1/ As Domestic Violence Awareness month is approaching and my feed is filled with the #Metoo and #WhyIDidntReport stories. I’m inspired to share a little of my own story.
I don’t remember exactly when the abuse started, mine or hers.
2/
There are fuzzy memories of loud voices and her crying. There was always fear.
I must have been about 6 the first time he forced himself on me. I later learned that he told her he was drunk and thought that I was her.
3/ He was often drunk but his threats when it was over proved he knew exactly who I was. He said that he’d hurt her, I believed him. I’d seen the bruises and the way she shrank when he was near. He said that nobody would believe me.
4/ Those words proved true when I told a teacher in 2nd grade but the investigation never went anywhere. We stayed for years after that. Years of seeing her tormented, beaten, held at gun point in our basement. Years of touching and kissing that were anything but fatherly.
5/ Years of hiding in my closet when he was angry, lying about the marks he sometimes left on our bodies, smiling when I went to bed almost every night praying that I wouldn’t wake up. Nights spent in secret shelters only to return in the coming days.
6/ Threats that if she ever tried to leave again he’d put a bomb in her car and they’d never know it was him. Fear ruled our world. As a child there was very little I could do for my Mom. I couldn’t protect her. I wasn’t equipped to comfort or counsel her.

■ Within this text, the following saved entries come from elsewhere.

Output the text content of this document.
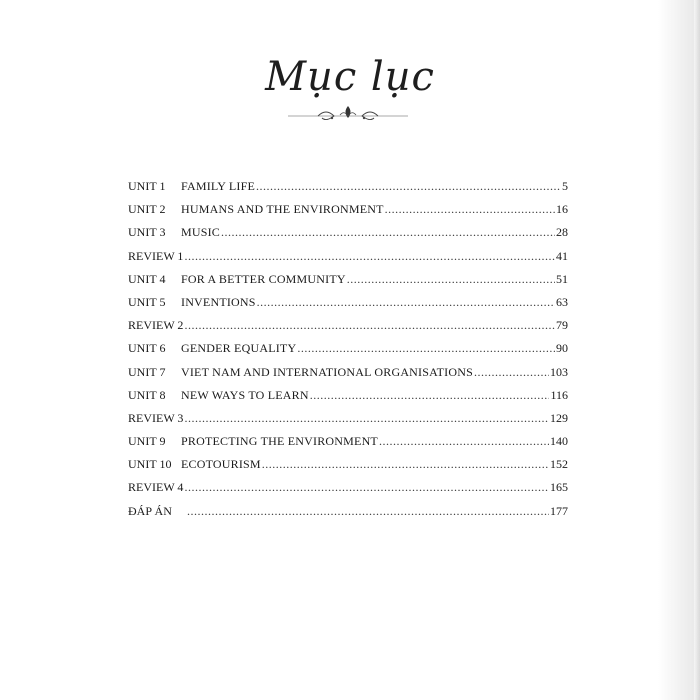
Mục lục
UNIT 1	FAMILY LIFE .....	5
UNIT 2	HUMANS AND THE ENVIRONMENT .....	16
UNIT 3	MUSIC .....	28
REVIEW 1 .....	41
UNIT 4	FOR A BETTER COMMUNITY .....	51
UNIT 5	INVENTIONS .....	63
REVIEW 2 .....	79
UNIT 6	GENDER EQUALITY .....	90
UNIT 7	VIET NAM AND INTERNATIONAL ORGANISATIONS .....	103
UNIT 8	NEW WAYS TO LEARN .....	116
REVIEW 3 .....	129
UNIT 9	PROTECTING THE ENVIRONMENT .....	140
UNIT 10 ECOTOURISM .....	152
REVIEW 4 .....	165
ĐÁP ÁN .....	177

7/ That helplessness haunted me. After we left it took years to fully understand that none of it was ever my fault, that the guilt I felt wasn’t mine to carry, that I wasn’t irreparably broken... That I was a survivor, not a victim.
8/ I don’t know who I might have been if life had started differently but I’m proud of the person I turned out to be in spite of the abuse. I’m proud of the volunteer work that I do today to support other survivors, other women like my mom.
9/ If you’d like to know about the project I’m currently working on for survivors in Chicago, please check out my pinned tweet. I want to end by saying thank you to every survivor who’s shared their story and send out love to every survivor who still suffers in silence.
10/ I may not know your name but I stand with you. I believe you. You are not alone.